Marine oil spill incidents are detrimental to both natural environment and human health. Water quality, marine ecosystems, and shoreline condition can be deteriorated by the spilt oil. Swift and efficient response to an oil spill is extremely crucial to minimize the adverse impacts and consequences. However, the oily waste generated from response operations may also become a threat to the environment and socio-economic conditions of an affected area.
This study developed multiple tools to aid selecting suitable oil spill response methods (OSRMs) in harsh and remote offshore waters. These selection tools employ machine learning techniques and historical response data to predict appropriate OSRMs for new incidents. The tools were developed in MATLABT using various artificial intelligence and soft computing techniques, such as fuzzy decision tree (FDT), Gaussian process regression (GPR), and artificial neural network, individually or in combination. FDTs integrated with regression analysis and GPR were found to be the most effective techniques based on the prediction accuracy and robustness.
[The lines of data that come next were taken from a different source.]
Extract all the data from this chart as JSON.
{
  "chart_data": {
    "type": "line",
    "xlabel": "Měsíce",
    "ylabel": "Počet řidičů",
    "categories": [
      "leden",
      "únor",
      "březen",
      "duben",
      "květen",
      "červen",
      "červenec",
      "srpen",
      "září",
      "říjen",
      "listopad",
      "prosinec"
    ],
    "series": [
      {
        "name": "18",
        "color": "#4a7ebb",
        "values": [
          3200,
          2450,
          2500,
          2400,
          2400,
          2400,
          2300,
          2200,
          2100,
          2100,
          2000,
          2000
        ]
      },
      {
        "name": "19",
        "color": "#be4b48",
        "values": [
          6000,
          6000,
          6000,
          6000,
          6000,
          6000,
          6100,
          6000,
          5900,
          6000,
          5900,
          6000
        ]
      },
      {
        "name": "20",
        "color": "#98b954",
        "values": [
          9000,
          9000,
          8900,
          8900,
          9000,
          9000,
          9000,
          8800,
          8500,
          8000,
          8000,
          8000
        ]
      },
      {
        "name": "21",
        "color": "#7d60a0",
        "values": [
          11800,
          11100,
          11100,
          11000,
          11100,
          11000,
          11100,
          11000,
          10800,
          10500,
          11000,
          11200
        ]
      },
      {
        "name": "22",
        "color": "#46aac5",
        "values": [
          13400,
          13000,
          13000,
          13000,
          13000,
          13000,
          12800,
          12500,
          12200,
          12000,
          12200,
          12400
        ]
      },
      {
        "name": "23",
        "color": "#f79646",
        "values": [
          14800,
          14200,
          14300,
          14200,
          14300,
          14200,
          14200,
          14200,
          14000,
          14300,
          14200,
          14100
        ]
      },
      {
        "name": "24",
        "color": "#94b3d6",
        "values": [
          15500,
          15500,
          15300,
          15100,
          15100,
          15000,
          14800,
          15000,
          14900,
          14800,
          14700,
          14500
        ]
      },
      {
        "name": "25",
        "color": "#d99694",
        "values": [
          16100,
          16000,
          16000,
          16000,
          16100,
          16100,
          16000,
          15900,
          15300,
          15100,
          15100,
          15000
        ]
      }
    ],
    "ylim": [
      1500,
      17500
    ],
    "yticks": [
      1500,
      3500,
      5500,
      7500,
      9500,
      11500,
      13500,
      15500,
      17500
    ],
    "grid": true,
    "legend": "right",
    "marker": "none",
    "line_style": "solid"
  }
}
Furthermore, this study developed an integrated optimization tool to efficiently manage the mechanical response process. This tool aims to minimize the time and cost associated with MCR and oily wastewater management (OWM) as well as the volume of weathered oil during the operation. The tool encompasses three main components of (1) multi-objective optimization agent; (2) oil weathering process agent; and (3) MCR and OWM operational agent. Applying the developed tool to a case study in Canada led to a notable reduction in the time and cost of the entire response, and a considerable increase in the volume of recovered oil.